Though the cost of lending for banks is near zero, a strong effort to reduce debt among financial firms and with the mark-to-market changes is providing an uncertain earnings environment.

"We have an accounting rule change and we're in the middle of the transition," David Kotok, chief investment officer at Cumberland Advisors, told CNBC. "We won't know the eventual impact of that until the June 30 quarter."

Indeed, General Electric in its earnings report said it had not applied the accounting changes toward its first-quarter results, but will show an impact for the second quarter. GE (NYSE: GE) is the parent corporation for CNBC.com.

Investors hope that the changes in accounting, plus aggressive cost-containment, will help improve the Dow component's balance sheet.

"We are aggressively managing our cost structure to respond to challenging global economic conditions," GE CEO Jeff Immelt said in a statement. "For 2009, we will reduce our costs by more than $5 billion. We've reduced headcount and are managing company operations more efficiently, leading to improved operating leverage in our infrastructure businesses."

But there was also some fear this week that even when the changes do take complete hold, they may not help as much as hoped.

State Street (NYSE: STT) shares surged immediately after the Financial Accounting Services Board announced the rules changes on April 1, a day after public comment ended. But the stock has backed off a bit after earnings from JPMorgan were taken as a sign that the changes might not help as much as hoped.

"State Street was perceived to be a large beneficiary of the accounting rule changes, and now the market may be concluding that it overestimated that effect a little bit," Murali Gopal, analyst at Keefe, Bruyette & Woods, told Reuters.

Moreover, there's still some concern that the FASB changes didn't go far enough. The rules still provide that the bad assets be deducted from capital, though not from earnings.

Isaac said if that rule also isn't repealed it could mean more trouble for banks later because it puts a tax burden on banks getting hit by the losses.

"If we can get this mark-to-market stuff behind us, I believe this industry will recovery very quickly," he said. "I would hope we would stop charging mark-to-market losses against capital. We wouldn't be in this mess if we weren't making hundreds of billions in dollars on charges."

Earnings from GE and other financial-related companies, including Citigroup (NYSE: GE) and JPMorgan Chase (NYSE: GE), generally beat analyst estimates. That added to hopes that those companies would show better second-quarter results once mark-to-market changes took hold.

Under the mark-to-market rules, firms holding the assets were forced to price them at current bids that could be well under the assets' values should they be held to duration.

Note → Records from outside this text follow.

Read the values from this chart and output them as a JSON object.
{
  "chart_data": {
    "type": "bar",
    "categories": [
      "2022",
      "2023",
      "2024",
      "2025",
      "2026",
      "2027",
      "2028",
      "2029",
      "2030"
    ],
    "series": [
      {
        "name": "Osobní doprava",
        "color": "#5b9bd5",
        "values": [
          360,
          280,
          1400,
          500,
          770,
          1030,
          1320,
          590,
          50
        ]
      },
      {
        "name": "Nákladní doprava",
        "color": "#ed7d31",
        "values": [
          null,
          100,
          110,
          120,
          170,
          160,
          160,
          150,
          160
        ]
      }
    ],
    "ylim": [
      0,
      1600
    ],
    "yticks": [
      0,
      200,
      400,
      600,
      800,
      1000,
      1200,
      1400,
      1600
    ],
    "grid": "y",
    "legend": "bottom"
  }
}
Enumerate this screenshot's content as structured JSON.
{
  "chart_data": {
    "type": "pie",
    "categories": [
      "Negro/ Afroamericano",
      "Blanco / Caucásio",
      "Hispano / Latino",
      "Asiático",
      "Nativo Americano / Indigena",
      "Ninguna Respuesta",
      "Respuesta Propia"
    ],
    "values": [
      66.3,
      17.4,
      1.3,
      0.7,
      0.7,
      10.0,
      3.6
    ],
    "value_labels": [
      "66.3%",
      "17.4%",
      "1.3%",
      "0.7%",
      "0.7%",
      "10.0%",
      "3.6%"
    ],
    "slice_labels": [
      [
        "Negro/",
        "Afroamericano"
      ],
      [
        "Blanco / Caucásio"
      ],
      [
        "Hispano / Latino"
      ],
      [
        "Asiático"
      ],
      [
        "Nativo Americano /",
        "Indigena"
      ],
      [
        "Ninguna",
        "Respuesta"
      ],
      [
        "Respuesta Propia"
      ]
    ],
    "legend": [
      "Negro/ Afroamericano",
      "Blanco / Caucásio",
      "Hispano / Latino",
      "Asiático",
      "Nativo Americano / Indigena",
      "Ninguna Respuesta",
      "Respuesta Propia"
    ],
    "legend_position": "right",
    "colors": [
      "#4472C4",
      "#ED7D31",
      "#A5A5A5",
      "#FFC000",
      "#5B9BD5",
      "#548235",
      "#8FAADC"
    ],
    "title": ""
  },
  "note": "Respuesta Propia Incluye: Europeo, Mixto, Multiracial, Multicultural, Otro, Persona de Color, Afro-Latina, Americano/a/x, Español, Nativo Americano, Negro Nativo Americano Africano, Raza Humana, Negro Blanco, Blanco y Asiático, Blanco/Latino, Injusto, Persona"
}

The assets are under pressure because of falling property values used as collateral for the various securities, as well as soaring default and foreclosure rates.

"Sometimes today's price doesn't reflect the reality of one's business operation, so I'm sympathetic to the idea of turning off the requirement in carefully limited cases," said Matt Gelfand, chief investment officer at Lynx Investment Advisory in Washington, D.C. "If turning off the mark-to-market helps to reflect a more practical reality, than that actually results in more accurate report and would be helpful to earnings to an extent that businesses can report on a more traditional GAAP basis."

But simply changing the value of the asset does not change the problems with its underlying components, and Gelfand warns that the adjustments do not cure all the ills that financial companies face.

"A good analyst is going to be able to make the appropriate adjustments," Gelfand said. "While it could affect the reported earnings--the headline number--I don't know that it would affect the assessment of any one analyst of the corporation they are reviewing."